Worldly Tip #1: Accepting Friends on Facebook with Caution

If you are like me, you do not want to accept a friend request from “blondegal17” simply because she adds that she “find you cute and want you to check out her profile and photo gallery” which happen to be off facebook.  How do you determine if the friend request is geniune?  There are many strategies, and here are my list:

10. If it is from “blondegal17”, “Michael18” or “Asian21” who happen to also have a link to a pay-to-enter photo gallery, stay off.  Unless you are used to paying people to be your friends, I think it’s better to stay off.

9. If the requestor happen to indicate in his request that he is a banker, lawyer, tax-official, lottery-claims-agent, scientist, CEO, CFO, C-whatever-O, President, King or anyone who is helping to process unclaimed cash, and offers you a percentage for your trouble and assistance, click ignore and if you want to be a good
citizen, click “Block” and “Report”.  Again, unless you have been staying in a cave and not heard of online scams or you really have some strong altruistic wish to ‘help’ someone offload millions of dollars in return for loosing thousands, tens and hundreds of thousands of dollars, then carry on.  Or if you are one of the above mentioned person, and just wish to link up with your fellow “banker, lawyer, tax-official, etc” … … you didn’t read this article, move along.

8. If the person’s account has no common friend and no activity at all, and the profile name reads “I_LOVE_YOURNAMEHERE” (Replace ‘YOURNAMEHERE’ with your name), then you should strong avoid the [ACCEPT] button, unless you are collecting stalkers.

7. Actually, if the person has no friends at all and no activity, you may also want to resist clicking [ACCEPT].  Seriously, what is the chance that this person conveniently added you out of the millions of facebook user.  Oh, you want some stats, you little statistic-nazis?  The chance is 1 out of “more than 400 million active users” ~= 0.00000025% http://www.facebook.com/press/info.php?statistics

6. If the person just added 300 friends in the past hour … …

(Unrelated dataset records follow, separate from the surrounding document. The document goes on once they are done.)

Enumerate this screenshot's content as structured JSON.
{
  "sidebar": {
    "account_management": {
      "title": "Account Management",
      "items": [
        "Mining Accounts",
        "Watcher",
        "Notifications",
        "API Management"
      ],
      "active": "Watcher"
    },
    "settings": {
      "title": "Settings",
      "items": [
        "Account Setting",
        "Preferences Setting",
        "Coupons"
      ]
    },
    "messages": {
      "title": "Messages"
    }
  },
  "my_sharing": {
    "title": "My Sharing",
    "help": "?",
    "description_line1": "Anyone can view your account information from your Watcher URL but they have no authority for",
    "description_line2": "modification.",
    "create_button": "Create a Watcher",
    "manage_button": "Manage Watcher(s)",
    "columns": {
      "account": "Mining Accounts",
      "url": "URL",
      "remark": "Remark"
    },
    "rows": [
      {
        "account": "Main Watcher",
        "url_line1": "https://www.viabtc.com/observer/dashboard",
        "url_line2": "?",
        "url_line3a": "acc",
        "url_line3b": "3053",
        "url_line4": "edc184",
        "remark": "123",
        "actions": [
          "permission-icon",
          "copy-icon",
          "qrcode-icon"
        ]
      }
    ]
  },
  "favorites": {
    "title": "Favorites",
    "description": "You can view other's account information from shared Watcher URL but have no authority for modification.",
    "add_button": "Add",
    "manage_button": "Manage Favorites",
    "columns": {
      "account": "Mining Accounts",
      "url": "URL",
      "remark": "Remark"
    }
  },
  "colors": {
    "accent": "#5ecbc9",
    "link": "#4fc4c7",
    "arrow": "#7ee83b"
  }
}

5. If the person just joined facebook 2 minutes and 27 seconds before adding you as a friend … … ok, you cannot really tell to that precision, but you get the drift. 😉

4. If the person’s profile photo looks like someone you know and that person already has a profile … …

3. If the person’s profile photo look like a celebrity … …

2. If the person’s profile photo returns a few hundred hits on http://www.tineye.com/ *

1. If the person’s profile photo look like me but is named something else other than “Chuan Guan Shi**” … …

 

So, how do you filter your friend request?  Share here or in facebook.  Oh and, lonelyhearts18, please don’t add me!
http://www.tineye.com/ is a website where you can search for occurrences of images on the internet.  Say, you have an invite or request from someone whose image is
http://profile.ak.fbcdn.net/profile-ak-snc1/profile6/68/34/n123456789_1234.jpg , you copy this url into tinyeye website and it will search and return a list if any.  I’ve spotted fake accounts this way quite effectively and these blocked accounts from sending me any more spam.  If you happen to have a popular friend who is a star, model or public figure, your mileage may vary.
** It is actually “Shi Chuan Guan” but facebook being an U.S. firm, assumes that the whole worldly round uses the First Name, Last Name / Surname convention.  In the Chinese culture, the family is more important than the individual (mostly anyway), and the naming convention of “Surname Given-Name” is suggestive of that.